In the past, financing developmental efforts in Africa has proved very difficult. Over reliance on Overseas Development Assistance, ODA, was seen as the solution to it.
But what African economies should do to attract more private equity and how they can convert illicit financial flows to funds for domestic resource mobilization, climate change and conflict resolution are pertinent issues that affect the long term development of the African economies.
Lessons learned from the Millennium Development Goals, MDGs, have prompted a fresh wave of thinking. Africa needs a transformative developmental framework. However, a structural transformation agenda will require an adequate, predictable, sustainable and integrated financing mechanism geared towards financing developmental goals. Also, the continent must embark on reforms to capture currently unexplored or poorly managed resources. This includes curtailing illicit financial flows and transforming such funds into a powerful tool for enhancing domestic resource mobilization, as a way of furthering the continent’s development.
According to recent studies, from 1970 to 2008, Africa lost $854 billion to $1.8 trillion in illicit financial flows. The latest progress report of the High-level Panel on Illicit Financial Flows revealed that the annual average was between $50 billion and $148 billion a year. Commercial money such as tax evasion and trade and services mispricing through multinational companies, constitute the largest component followed by proceeds from criminal activities and public sector corruption. This loss undermines revenue generation and reduces the benefits from economic activities, particularly in the extractive sector. It is possible to redirect Illicit Financial Flows to increase domestic resource mobilization, finance the adaptation costs of climate change, and tackle conflicts in the region.
Illicit financial flows undermine Africa’s fiscal
and policy space and deny its financial systems and Governments the opportunity to use domestic resource mobilization schemes. Tax evasion is a significant component of illicit financial flows as is aggressive tax avoidance and trade mispricing. Other means are unequal agreements and contracts by which resources are transferred from Africa. Examples include poorly negotiated resource extraction contracts as well as investment and double taxation agreements. For example, some multinational companies take advantage of different double taxation treaties to shift profits from one country to another, exploiting the treaties with the lowest withholding tax rates.
Illicit financial flows pose a threat to national stability and security; it undermines institutions and democracy and jeopardizes sustainable development and the rule of law. Many of the violent conflicts in the forest regions of Africa are tied to “lootable” commodities such as precious metals and rough diamonds that can be used to fuel conflict. Revenue from forestry is used by belligerents to purchase arms and other materials.

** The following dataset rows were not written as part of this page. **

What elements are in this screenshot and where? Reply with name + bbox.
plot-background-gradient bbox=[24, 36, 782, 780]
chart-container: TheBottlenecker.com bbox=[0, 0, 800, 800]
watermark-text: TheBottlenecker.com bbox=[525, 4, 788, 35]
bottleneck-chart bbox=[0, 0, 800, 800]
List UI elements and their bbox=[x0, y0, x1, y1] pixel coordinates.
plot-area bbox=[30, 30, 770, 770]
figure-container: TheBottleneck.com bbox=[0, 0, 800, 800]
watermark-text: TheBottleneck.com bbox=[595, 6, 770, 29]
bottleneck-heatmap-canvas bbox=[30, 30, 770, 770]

Clearly, to deal with the problems of conflict in Africa, it is imperative to curtail illicit financial flows and fight corruption and the institution of tax havens. Better taxation provides additional revenue to fund Government budgets. In line with this, Africa needs strong findings on mechanisms, strategies, and peer research to distinctly show the impacts of illicit financial flows on the different sectors of economic activity. Indeed, curtailing illicit financial flows could become a key delivery mechanism for sustainable development.
Concerted efforts by countries of origin and destination are needed. The legal and financial approach must be transparent and the international asset recovery regime integrated, in an effort to curb these outflows and unlock the much needed resources.